Fritschiella aquatilis

Scientific classification
- Clade: Viridiplantae
- Division: Chlorophyta
- Class: Chlorophyceae
- Order: Chaetophorales
- Family: Fritschiellaceae
- Genus: Fritschiella
- Species: F. aquatilis
- Binomial name: Fritschiella aquatilis H.Su, J.Feng, J.Lv, Q.Liu, F.Nan & S.Xie

= Fritschiella aquatilis =

- Authority: H.Su, J.Feng, J.Lv, Q.Liu, F.Nan & S.Xie

Species of lichen

Fritschiella aquatilis is a species of freshwater green alga in the family Chaetophoraceae. It features a unique globular, hairy morphology. It was discovered in the city of Taiyuan, Shanxi province, China, and can be found in freshwater aquariums with ornamental fish. The species exhibits some differences from the closely related Fritschiella tuberosa, which is primarily found in soil environments. Molecular phylogenetic data has supported the classification of F. aquatilis as a new species within the genus Fritschiella.

==Taxonomy==
Fritschiella aquatilis was scientifically described as a new species in 2019 by a group of Chinese scientists. The species epithet, aquatilis, refers to its freshwater habitat.

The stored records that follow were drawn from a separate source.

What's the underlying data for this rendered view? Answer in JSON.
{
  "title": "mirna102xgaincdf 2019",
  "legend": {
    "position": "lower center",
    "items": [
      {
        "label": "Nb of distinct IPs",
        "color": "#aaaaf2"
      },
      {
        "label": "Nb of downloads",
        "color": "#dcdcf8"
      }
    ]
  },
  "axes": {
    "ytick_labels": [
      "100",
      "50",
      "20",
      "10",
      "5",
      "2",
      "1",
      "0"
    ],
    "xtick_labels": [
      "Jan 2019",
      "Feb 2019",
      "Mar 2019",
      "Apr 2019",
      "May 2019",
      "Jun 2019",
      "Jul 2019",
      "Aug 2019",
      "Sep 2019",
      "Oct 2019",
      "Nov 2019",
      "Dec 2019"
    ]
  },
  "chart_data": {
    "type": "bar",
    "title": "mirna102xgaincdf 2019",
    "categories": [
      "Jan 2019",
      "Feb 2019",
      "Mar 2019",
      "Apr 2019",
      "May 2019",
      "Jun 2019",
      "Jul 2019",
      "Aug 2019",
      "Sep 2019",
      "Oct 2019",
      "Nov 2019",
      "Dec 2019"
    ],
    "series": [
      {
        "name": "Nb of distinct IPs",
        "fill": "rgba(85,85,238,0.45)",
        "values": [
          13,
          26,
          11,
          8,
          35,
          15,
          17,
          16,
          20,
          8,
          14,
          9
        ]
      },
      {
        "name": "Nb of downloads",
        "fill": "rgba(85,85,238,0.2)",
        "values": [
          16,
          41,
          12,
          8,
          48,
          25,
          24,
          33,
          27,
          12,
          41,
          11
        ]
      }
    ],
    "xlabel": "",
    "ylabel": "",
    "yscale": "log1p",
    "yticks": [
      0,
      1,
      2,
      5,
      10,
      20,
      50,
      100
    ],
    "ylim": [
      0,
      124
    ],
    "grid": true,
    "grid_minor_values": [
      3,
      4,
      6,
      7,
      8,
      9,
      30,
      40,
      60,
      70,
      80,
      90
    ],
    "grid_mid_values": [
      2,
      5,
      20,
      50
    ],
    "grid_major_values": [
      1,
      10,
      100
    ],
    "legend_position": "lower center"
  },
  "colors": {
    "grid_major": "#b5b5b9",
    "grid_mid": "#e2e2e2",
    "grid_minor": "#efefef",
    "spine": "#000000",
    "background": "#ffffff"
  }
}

The type specimen was collected in Taiyuan City, Shanxi Province, China, in a freshwater aquarium containing ornamental fish. The holotype is deposited at Shanxi University under the voucher number SXUHB-170501.

===Phylogeny===
Molecular phylogenetic analysis using 28S rDNA, 18S rDNA, and rbcL gene sequences has indicated that F. aquatilis is a distinct species in the genus Fritschiella. The analysis also revealed a close relationship between F. aquatilis and F. tuberosa, but with significant genetic differences between the two species. The occurrence of compensatory base changes (CBCs) and hemi-CBCs in the ITS2 secondary structure further supports the classification of F. aquatilis as a new species.

==Description==
The thallus (body) of F. aquatilis is green and globular, ranging from 0.1–2 cm in diameter. It comprises numerous small, uniseriate (i.e., lined up in a single row) filamentous branches that radiate outwards. The cells of the thallus are cylindrical, filled with banded chloroplasts, and measure 4–10 μm in width and 15–30 μm in height. A unique characteristic of this species is the presence of numerous obvious pyrenoids within the cells.

Fritschiella aquatilis shares some similarities with its close relative, F. tuberosa, such as its filamentous and heterotrichous structure (i.e., having a thallus that is partly prostrate and partly upright) but it exhibits distinct features that differentiate it as a new species within the genus Fritschiella.

==Habitat and distribution==
Fritschiella aquatilis is exclusively found in Taiyuan City, Shanxi Province, China. It grows in small freshwater aquariums alongside Chlorella species and ornamental fish. The thallus of F. aquatilis either sinks to the bottom of the tank or floats on the water surface, where it can receive direct sunlight.

The discovery of F. aquatilis, an aquatic species within the genus Fritschiella, signifies a transition from terrestrial to aquatic habitats and broadens the known range of environments that Fritschiella species can inhabit.